Todos conocemos a alguien que ha sufrido algún percance con petardos, cohetes o algún tipo de producto de pirotecnia.

Costumbre, mala desde mi punto de vista, tan arraigada como el turrón o el roscón de Reyes, pero infinitamente peor claro está. Se supone que es algo que se hereda y que los padres, por eso de trasladarse a su infancia o juventud, enseñan a sus hijos.

La prohibición de su uso en la mayoría de las ciudades españolas no es suficiente para erradicar su uso y abuso. Es habitual ver a niños de muy corta edad con estos artefactos en forma de pequeñas bombas, cuya carga va liada en papel y que con solo arrojarla con fuerza al suelo, explota. Es evidente que un niño de seis años no descubre su existencia por sí solo y que la mano de un adulto, el que sea, está detrás.
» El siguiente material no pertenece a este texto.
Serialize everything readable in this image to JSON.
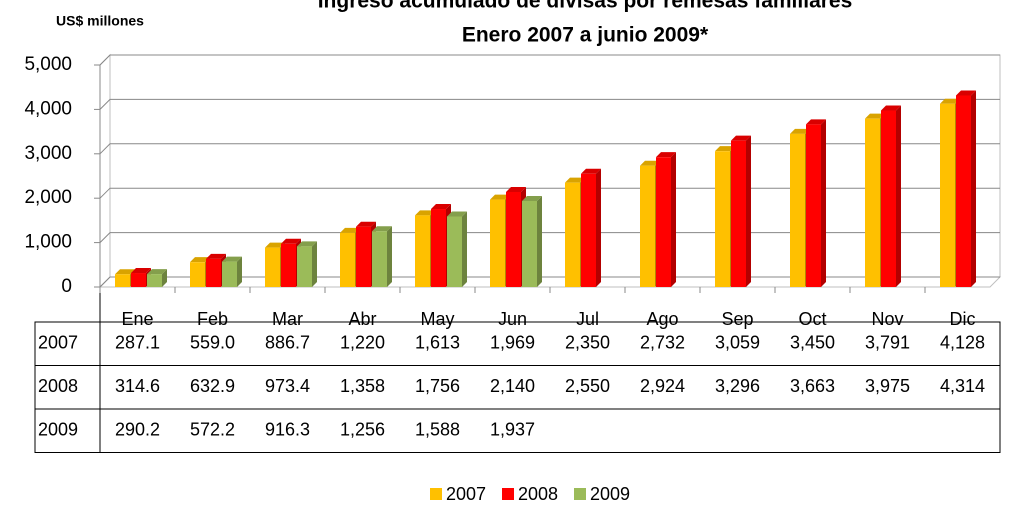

Según estudios científicos realizados para averiguar el motivo por el que nos es placentero el uso de la pirotecnia, se desvela que el tiempo transcurrido entre que se prende la mecha y se produce la detonación, provoca un estado de estrés bueno que proporciona una liberación de dopamina en el organismo, hormona responsable de la sensación de bienestar en nuestro cuerpo. Algo similar a lo que experimentan los amantes de las armas de fuego, desde que apuntan, hasta que aprietan el gatillo.

He podido experimentar en mi propio cuerpo sus negativos efectos por una manipulación indebida, cuando se olvida la peligrosidad de su uso. Aunque la normativa al respecto es hoy en día más severa, siguen existiendo múltiples infracciones que no son penalizadas, a pesar de la multitud de casos registrados de heridos de diversa consideración a causa de juegos pirotécnicos. Están en los kioskos y tiendas de chinos, cualquiera los puede comprar de forma particular y, aunque tienen una cantidad relativamente pequeña de pólvora, la ley permite hasta tres gramos por unidad, el hecho es que conforman una masa suficiente, para provocar daños de gravedad en nuestro cuerpo, como amputaciones de miembros, ceguera, etc. Sin hablar de los decibelios que generan, que oscilan entre 65 y 120, cuando el nivel permitido por la Unión Europea es de 45 dB.

Los humanos sufrimos, pero quienes peor lo pasan son los animales, que huyen despavoridos para esconderse y alejarse de ese infernal ruido.

Revisar nuestras costumbres, a veces, es necesario.